La semplicità della vita quotidiana era presente anche in quelle
giornate particolari, quando bastava una teglia di pasta al forno e un cesto
di pane caldo a rendere indimenticabili i momenti trascorsi tutti insieme.
Santa Barbara, era la tenuta estiva dei miei nonni. E' una borgata situata
verso Galatina, Coperino. I miei genitori, abitavano appunto a Copertino,
a pochi chilomentri da Santa Barbara. I nonni per stare più a lungo
con noi nipoti, passavano la maggior parte dell'anno in campagna. Sapendoli
lì, noi trascorrevamo tutti i giorni di festa con loro. Era stupendo
il Natale in campagna. Il fascino di quel luogo era costituito anche dalle
persone che ci abitavano: oltre ai miei nonni ed a mia zia, c'erano i coloni
e le loro famiglie. Gente semplice, buona, generosa. I loro bambini le domeniche
con il vestito della festa giocavano in strada con le noci: chi riusciva
a lanciarla più vicino ad un muro le vinceva tutte.
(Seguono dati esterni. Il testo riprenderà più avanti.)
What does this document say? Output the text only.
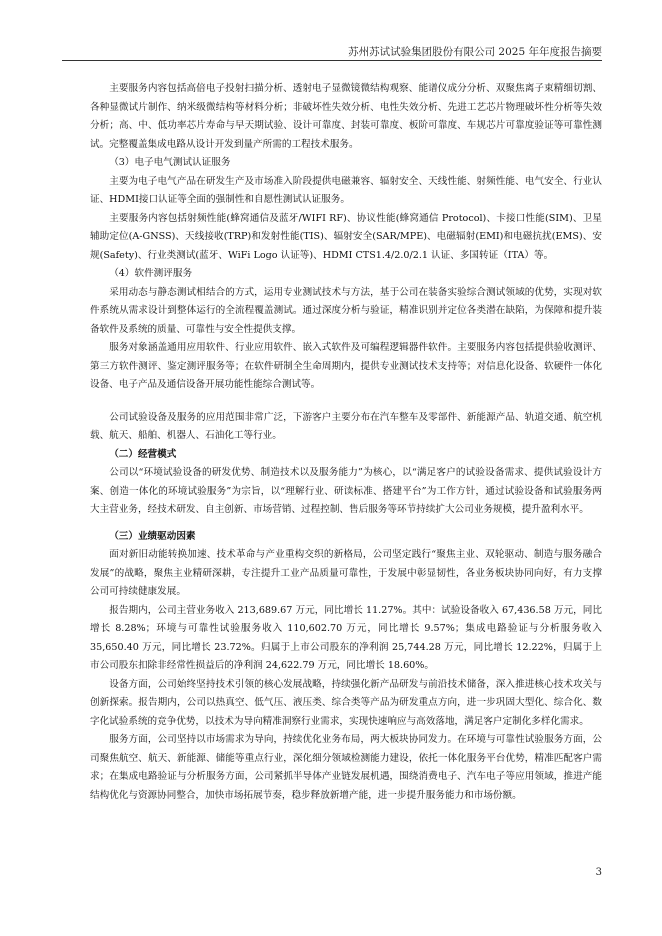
苏州苏试试验集团股份有限公司 2025 年年度报告摘要

主要服务内容包括高倍电子投射扫描分析、透射电子显微镜微结构观察、能谱仪成分分析、双聚焦离子束精细切割、各种显微试片制作、纳米级微结构等材料分析；非破坏性失效分析、电性失效分析、先进工艺芯片物理破坏性分析等失效分析；高、中、低功率芯片寿命与早天期试验、设计可靠度、封装可靠度、板阶可靠度、车规芯片可靠度验证等可靠性测试。完整覆盖集成电路从设计开发到量产所需的工程技术服务。

（3）电子电气测试认证服务

主要为电子电气产品在研发生产及市场准入阶段提供电磁兼容、辐射安全、天线性能、射频性能、电气安全、行业认证、HDMI接口认证等全面的强制性和自愿性测试认证服务。

主要服务内容包括射频性能(蜂窝通信及蓝牙/WIFI RF)、协议性能(蜂窝通信 Protocol)、卡接口性能(SIM)、卫星辅助定位(A-GNSS)、天线接收(TRP)和发射性能(TIS)、辐射安全(SAR/MPE)、电磁辐射(EMI)和电磁抗扰(EMS)、安规(Safety)、行业类测试(蓝牙、WiFi Logo 认证等)、HDMI CTS1.4/2.0/2.1 认证、多国转证（ITA）等。

（4）软件测评服务

采用动态与静态测试相结合的方式，运用专业测试技术与方法，基于公司在装备实验综合测试领域的优势，实现对软件系统从需求设计到整体运行的全流程覆盖测试。通过深度分析与验证，精准识别并定位各类潜在缺陷，为保障和提升装备软件及系统的质量、可靠性与安全性提供支撑。

服务对象涵盖通用应用软件、行业应用软件、嵌入式软件及可编程逻辑器件软件。主要服务内容包括提供验收测评、第三方软件测评、鉴定测评服务等；在软件研制全生命周期内，提供专业测试技术支持等；对信息化设备、软硬件一体化设备、电子产品及通信设备开展功能性能综合测试等。

公司试验设备及服务的应用范围非常广泛，下游客户主要分布在汽车整车及零部件、新能源产品、轨道交通、航空机载、航天、船舶、机器人、石油化工等行业。

（二）经营模式

公司以“环境试验设备的研发优势、制造技术以及服务能力”为核心，以“满足客户的试验设备需求、提供试验设计方案、创造一体化的环境试验服务”为宗旨，以“理解行业、研读标准、搭建平台”为工作方针，通过试验设备和试验服务两大主营业务，经技术研发、自主创新、市场营销、过程控制、售后服务等环节持续扩大公司业务规模，提升盈利水平。

（三）业绩驱动因素

面对新旧动能转换加速、技术革命与产业重构交织的新格局，公司坚定践行“聚焦主业、双轮驱动、制造与服务融合发展”的战略，聚焦主业精研深耕，专注提升工业产品质量可靠性，于发展中彰显韧性，各业务板块协同向好，有力支撑公司可持续健康发展。

报告期内，公司主营业务收入 213,689.67 万元，同比增长 11.27%。其中：试验设备收入 67,436.58 万元，同比增长 8.28%；环境与可靠性试验服务收入 110,602.70 万元，同比增长 9.57%；集成电路验证与分析服务收入 35,650.40 万元，同比增长 23.72%。归属于上市公司股东的净利润 25,744.28 万元，同比增长 12.22%，归属于上市公司股东扣除非经常性损益后的净利润 24,622.79 万元，同比增长 18.60%。

设备方面，公司始终坚持技术引领的核心发展战略，持续强化新产品研发与前沿技术储备，深入推进核心技术攻关与创新探索。报告期内，公司以热真空、低气压、液压类、综合类等产品为研发重点方向，进一步巩固大型化、综合化、数字化试验系统的竞争优势，以技术为导向精准洞察行业需求，实现快速响应与高效落地，满足客户定制化多样化需求。

服务方面，公司坚持以市场需求为导向，持续优化业务布局，两大板块协同发力。在环境与可靠性试验服务方面，公司聚焦航空、航天、新能源、储能等重点行业，深化细分领域检测能力建设，依托一体化服务平台优势，精准匹配客户需求；在集成电路验证与分析服务方面，公司紧抓半导体产业链发展机遇，围绕消费电子、汽车电子等应用领域，推进产能结构优化与资源协同整合，加快市场拓展节奏，稳步释放新增产能，进一步提升服务能力和市场份额。

3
Le bambine giocavano
a campana, o a staccia. Con i vestitini corti corti saltellavano sui riquadri
disegnati in terra. Altre bimbe giocavano a tuddhi, sassolini arrotondati
che buttavano in aria e che riprendevano al volo tutti insieme. Erano questi
i giochi semplici che facevano rascorrere la giornata anche a noi, presi
fra gli affetti familiari ed i giochi all'aria aperta.